Que “moderação e negociação”, se esconderão sob nomes pomposos, como este da “cidade Sonae”, que levou o recandidato do PS às próximas autárquicas, a declarar:” “Não podemos querer a cidade sem a parte comercial. Não pode ser porque é a Sonae que vai fazer o investimento directo e fomentar o resto. Temos de moderar, negociar, mas na minha opinião devemos ter aquela cidade, que muda muito a freguesia e é importante em termos de receitas”. Para acumular os parados milhões que estão depositados nos bancos?**** Que “moderação e negociação” é esta, que não tem em conta o concelho como um todo sinergético e parece ir a reboque dos interesses dos grandes grupos financeiros – este projecto, sem o ridículo Parque Temático, da Sintra dos Pequeninos, não podia ser uma boa alavanca de desenvolvimento da zona norte do concelho, servindo de ligação, harmoniosa, entre o rural e o urbano e com duas AUGI`s para resolver, nas Uniões de Freguesias de Almargem do Bispo, Pero Pinheiro e Montelavar e também na de S. João das Lampas e Terrugem?

 

 

João de Mello Alvim  »«  blog Três Parágrafos, 19 Março, 2017

https://wordpress.com/posts/tresparagrafossegundaedicao.wordpress.com

 

 

*Num post publicado no Facebook, escreveu João de Oliveira Cachado: “Para anedota mais acabada que já vi figurar num projecto, lembro-lhe o da Cidade Sonae, que pressupunha a concretização de um parque temático com uma designação qualquer parecida com ‘Sintra dos Pequenitos’ (provavelmente, inspirada no ‘Portugal dos Pequenitos’ que a Fundação Bissaya Barreto implantou em Coimbra noutras eras e que, ainda hoje, tanto sucesso tem). O objectivo, pasme-se, era levar as pessoas a um recinto onde, em réplicas-miniatura, principalmente as crianças, poderiam «visitar» os monumentos que, bem reais, estavam a mais ou menos algumas centenas de metros… E o projecto chegou a ser defendido pelo Dr. Basílio Horta, pelo seu executivo e técnicos municipais”.

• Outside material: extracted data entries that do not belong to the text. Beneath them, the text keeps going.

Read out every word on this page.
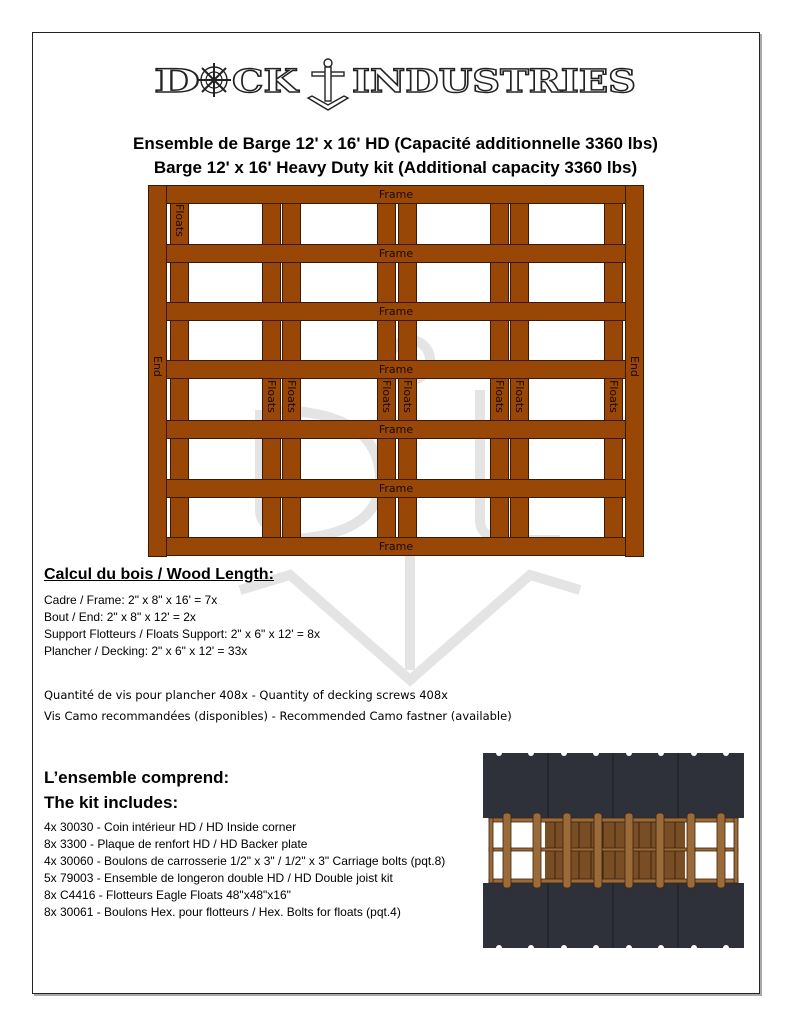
D CK INDUSTRIES
Ensemble de Barge 12' x 16' HD (Capacité additionnelle 3360 lbs)
Barge 12' x 16' Heavy Duty kit (Additional capacity 3360 lbs)
Floats
Floats Floats	Floats Floats	Floats Floats	Floats
Frame
Frame
Frame
Frame
Frame
Frame
Frame
End	End
Calcul du bois / Wood Length:
Cadre / Frame: 2" x 8" x 16' = 7x
Bout / End: 2" x 8" x 12' = 2x
Support Flotteurs / Floats Support: 2" x 6" x 12' = 8x
Plancher / Decking: 2" x 6" x 12' = 33x
Quantité de vis pour plancher 408x - Quantity of decking screws 408x
Vis Camo recommandées (disponibles) - Recommended Camo fastner (available)
L’ensemble comprend:
The kit includes:
4x 30030 - Coin intérieur HD / HD Inside corner
8x 3300 - Plaque de renfort HD / HD Backer plate
4x 30060 - Boulons de carrosserie 1/2" x 3" / 1/2" x 3" Carriage bolts (pqt.8)
5x 79003 - Ensemble de longeron double HD / HD Double joist kit
8x C4416 - Flotteurs Eagle Floats 48"x48"x16"
8x 30061 - Boulons Hex. pour flotteurs / Hex. Bolts for floats (pqt.4)
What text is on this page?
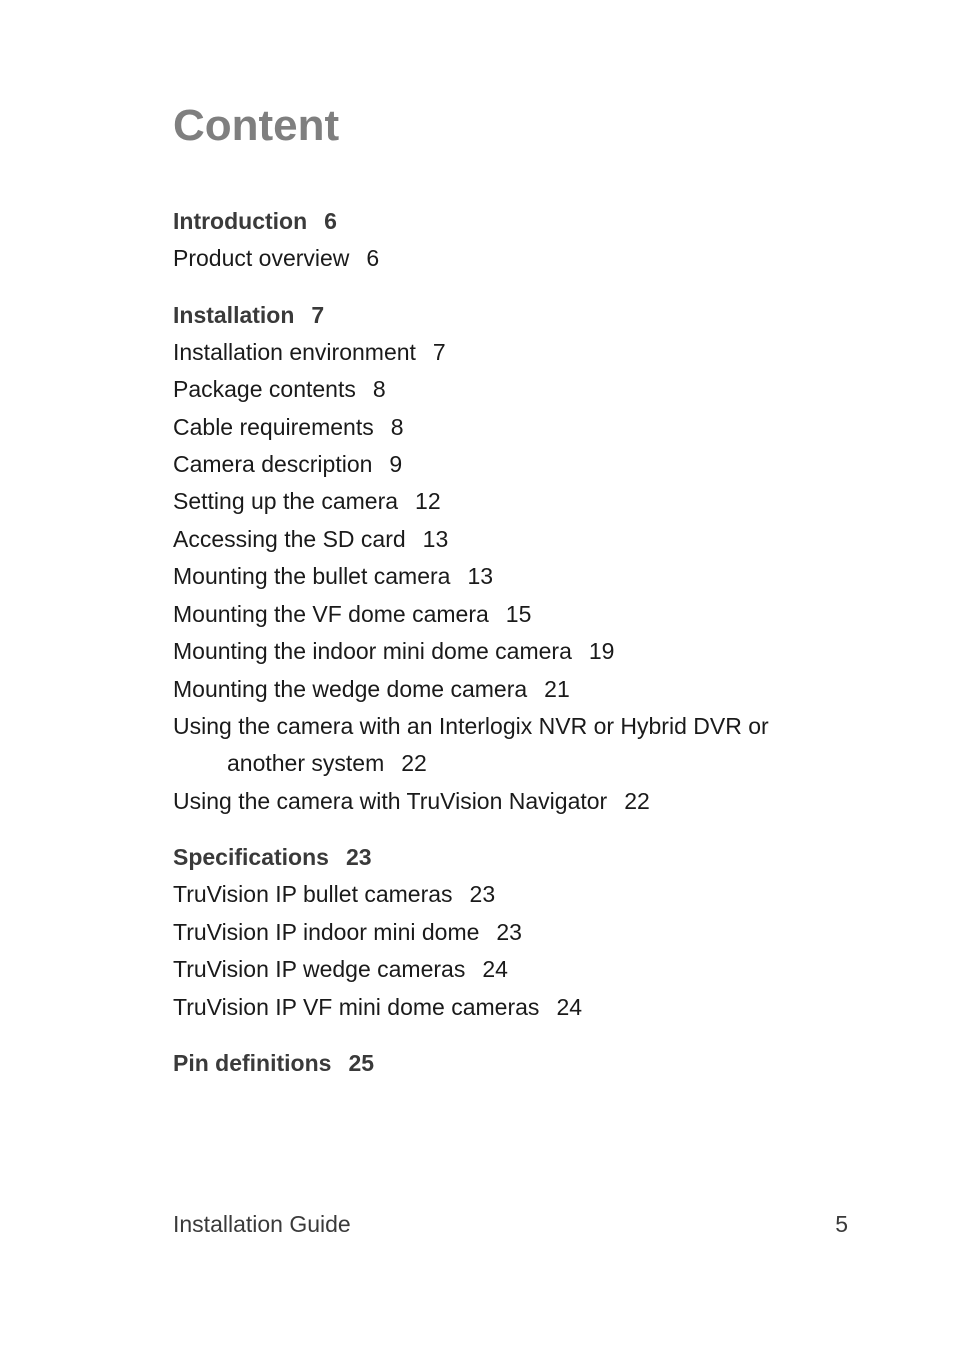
Content
Introduction 6
Product overview 6
Installation 7
Installation environment 7
Package contents 8
Cable requirements 8
Camera description 9
Setting up the camera 12
Accessing the SD card 13
Mounting the bullet camera 13
Mounting the VF dome camera 15
Mounting the indoor mini dome camera 19
Mounting the wedge dome camera 21
Using the camera with an Interlogix NVR or Hybrid DVR or
another system 22
Using the camera with TruVision Navigator 22
Specifications 23
TruVision IP bullet cameras 23
TruVision IP indoor mini dome 23
TruVision IP wedge cameras 24
TruVision IP VF mini dome cameras 24
Pin definitions 25
Installation Guide	5
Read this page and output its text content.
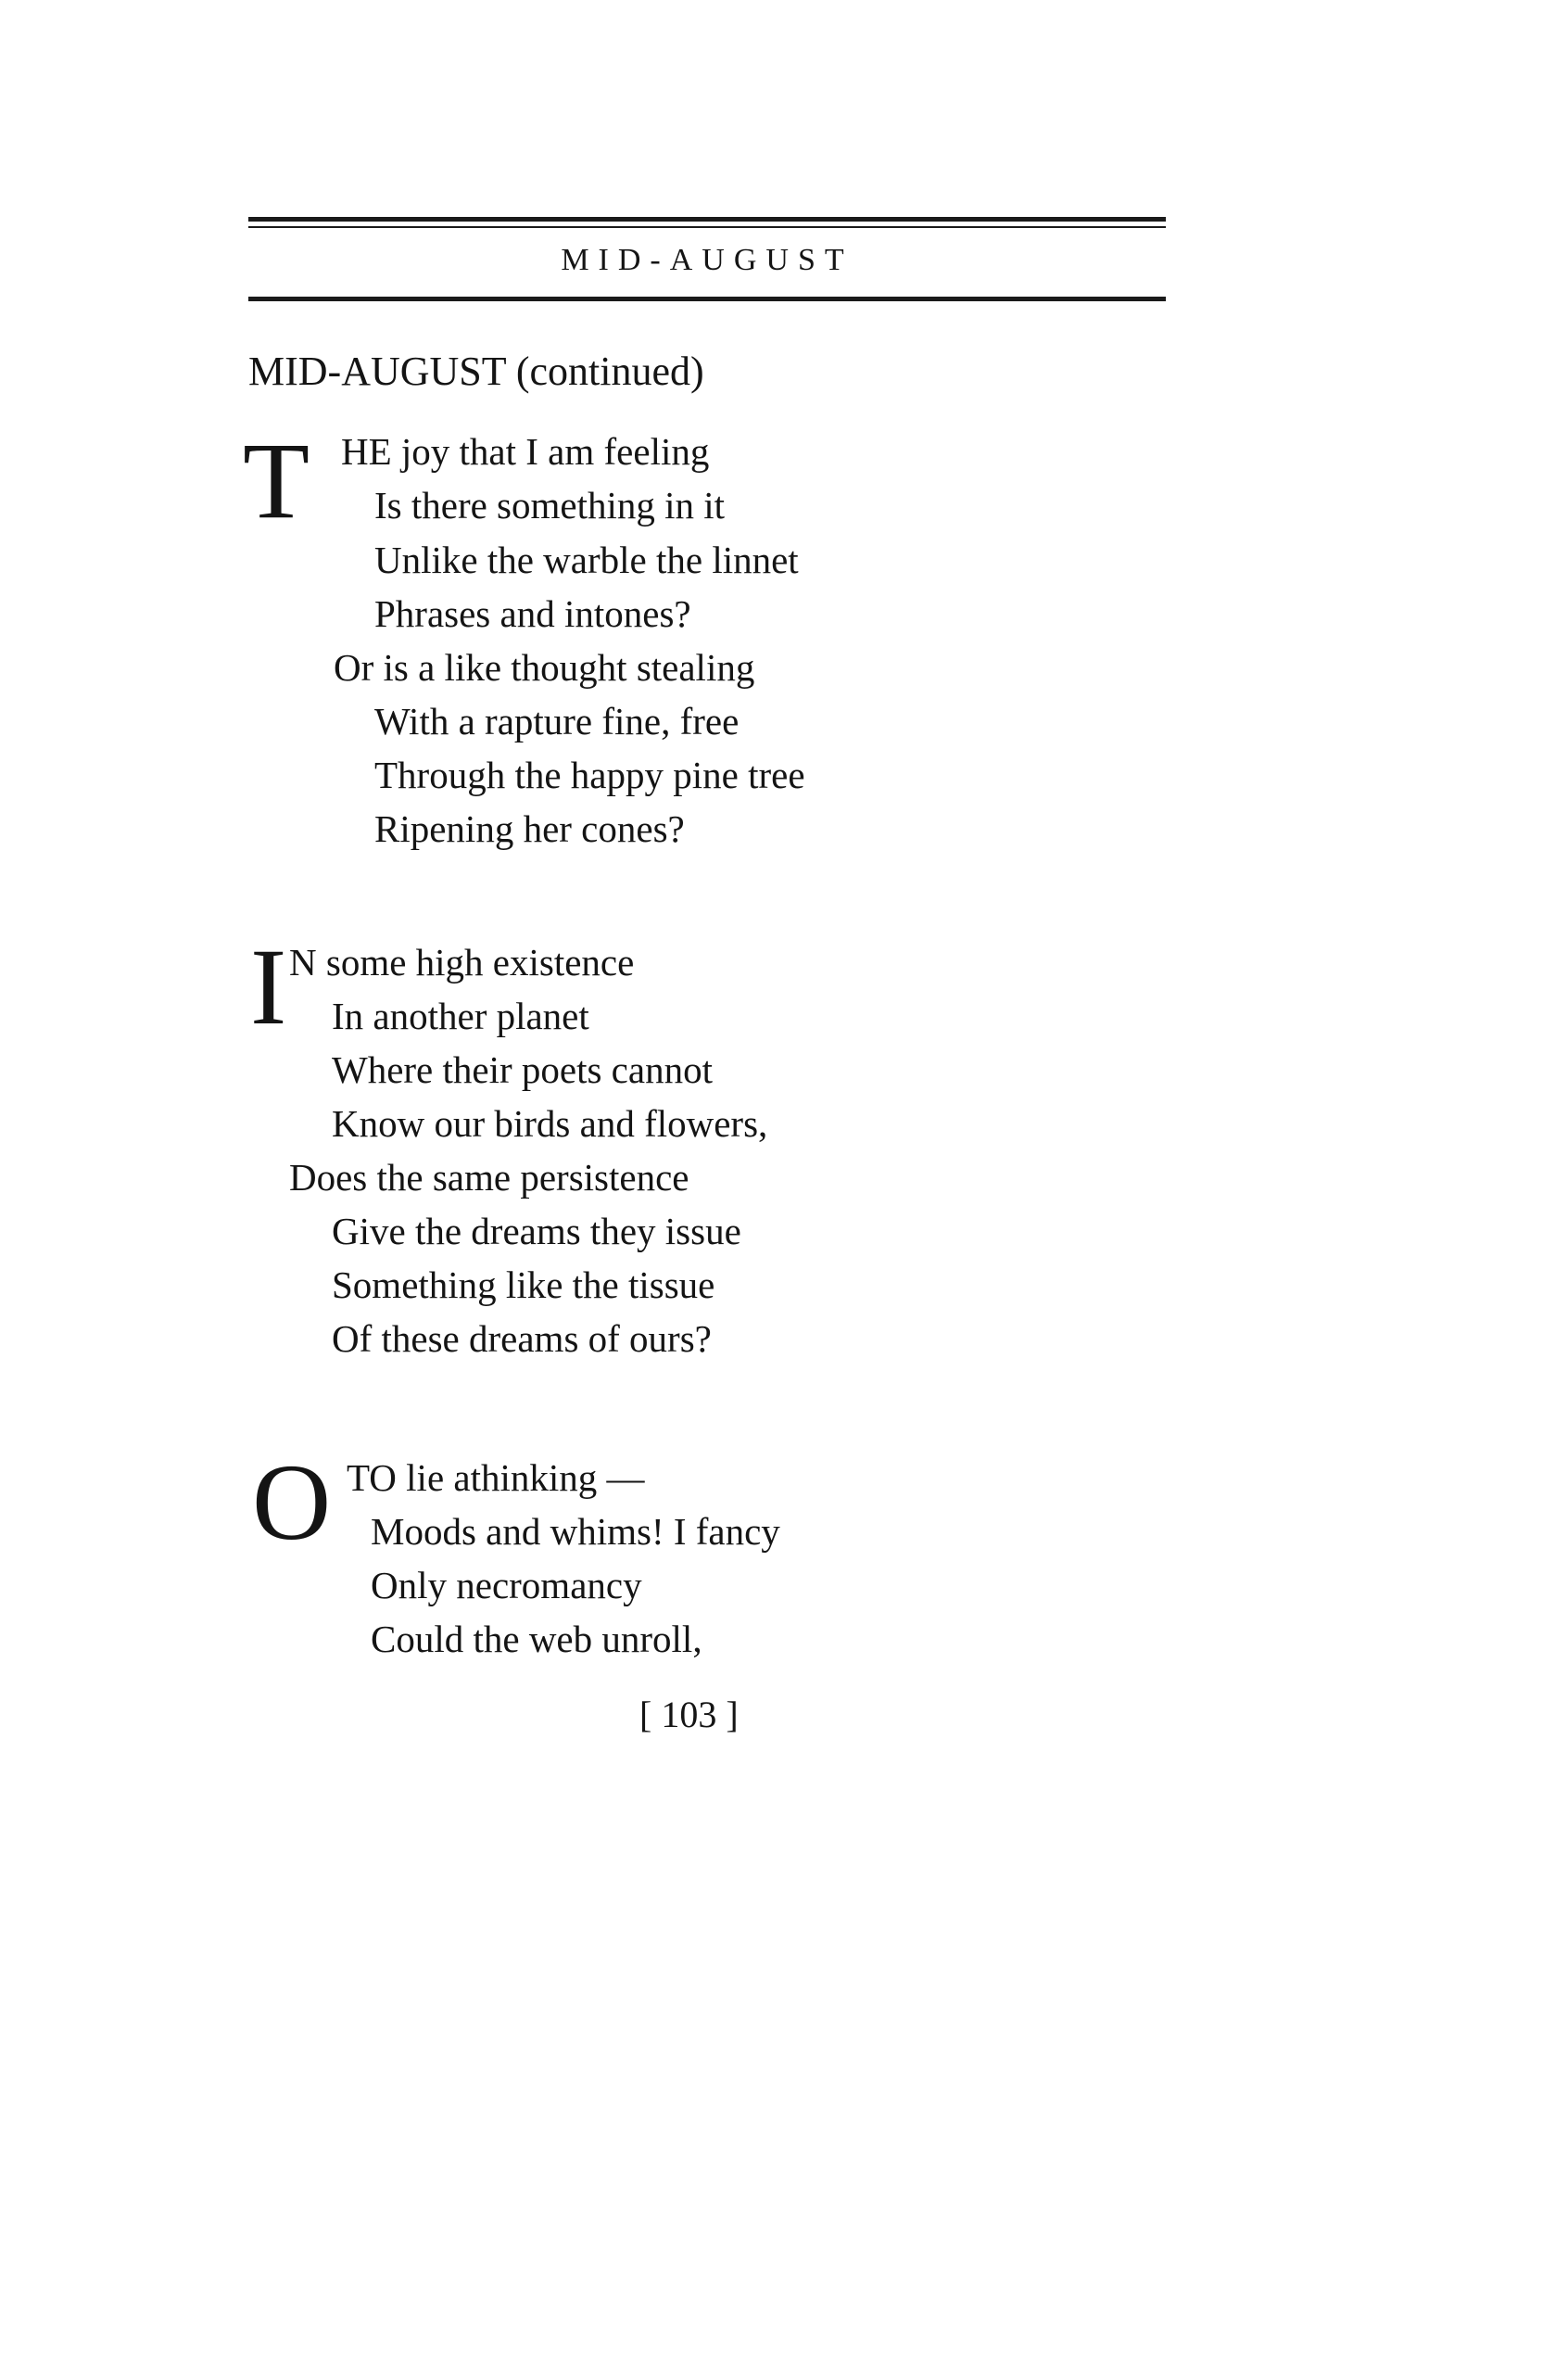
MID-AUGUST
MID-AUGUST (continued)
T HE joy that I am feeling
Is there something in it
Unlike the warble the linnet
Phrases and intones?
Or is a like thought stealing
With a rapture fine, free
Through the happy pine tree
Ripening her cones?
I N some high existence
In another planet
Where their poets cannot
Know our birds and flowers,
Does the same persistence
Give the dreams they issue
Something like the tissue
Of these dreams of ours?
O TO lie athinking —
Moods and whims! I fancy
Only necromancy
Could the web unroll,
[ 103 ]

** https://www.change.org/p/sr-presidente-da-c%C3%A2mara-municipal-de-sintra-exigimos-que-n%C3%A3o-seja-permitida-a-constru%C3%A7%C3%A3o-da-cidade-da-sonae-em-sintra

***Não seria de admirar se tal fosse verdade. Teria ficado entalada entre as directivas do Presidente da Câmara, e o presidente da concelhia, e vereador do Desporto, Juventude e Turismo, que sempre resistiu a esta acumulação de funções, provavelmente por ter outros nomes para o lugar.

****Segundo comunicado da oposição, Movimento Sintrenses com Marco Almeida, de 30 de Março último, e ainda não desmentido pelo Executivo PS/Basílio Horta, o “saldo de gerência em 2016 (…) quase chega aos 75 Milhões€ o investimento quedou-se pelos 9 Milhões”. É obra!